The main motive behind this project was to take advantage of the power of Social Media to understand how official Indian Government handles function on twitter. By analysing Twitter data we can easily understand which GOI handles focus on which core issues and policies. Analysis was performed on Twitter data of 115 official Government Handles on about 350,000 tweets using Python. The Twitter API was used to collect all the data.
The enitre dataset was collected through the twitter api using a python script. 3.5 Lakh tweets were collected over 115 different Twitter Handles. The data is stored in JSON format. Preliminary data preprocessing was done to remove empty tweets, links, emoticons, etc.
An adjacency list was created on the basis of mentions of other handles in the tweets.

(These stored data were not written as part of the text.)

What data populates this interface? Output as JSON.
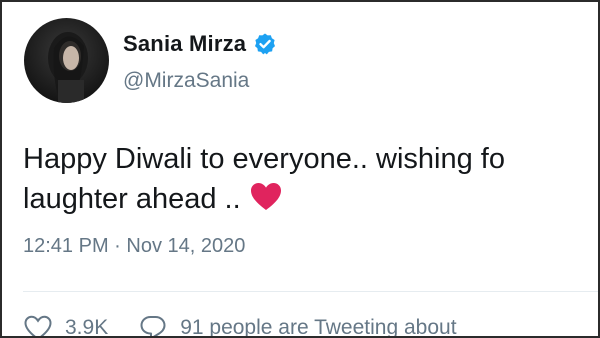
{
  "tweet": {
    "display_name": "Sania Mirza",
    "handle": "@MirzaSania",
    "text_line1": "Happy Diwali to everyone.. wishing fo",
    "text_line2": "laughter ahead ..",
    "timestamp": "12:41 PM · Nov 14, 2020",
    "likes": "3.9K",
    "tweeting_about": "91 people are Tweeting about"
  },
  "icons": {
    "verified": "verified-badge-icon",
    "heart_emoji": "red-heart-emoji",
    "like": "heart-outline-icon",
    "reply": "speech-bubble-icon"
  },
  "colors": {
    "verified": "#1da1f2",
    "heart": "#e0245e",
    "text": "#14171a",
    "secondary": "#657786"
  }
}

The list was then converted to a directed graph.
Clustering algorithms were applied over this graph to group the handles into several clusters based on who interact with each other very often.
Used Node2Vec to convert the directed graph into 2 dimensional embedding vectors and applied the KMeans algorithm to form clusters on those embedding vectors.
Looked at the different time the handles tweeted at.
Analysed all the different hashtags being used in the dataset as they are a great indicator of which topic each handle tends to tweet about. Created a list of unique hashtags by using regex to find all the hashtags and maintaining a list of all hashtags encountered until then.There are 21164 unique hashtags.
Then created a pandas dataframe with all the hashtags as the rows and the handles as the columns mapping the number of times each hashtag was used by the different handles. This will be useful for later analysis.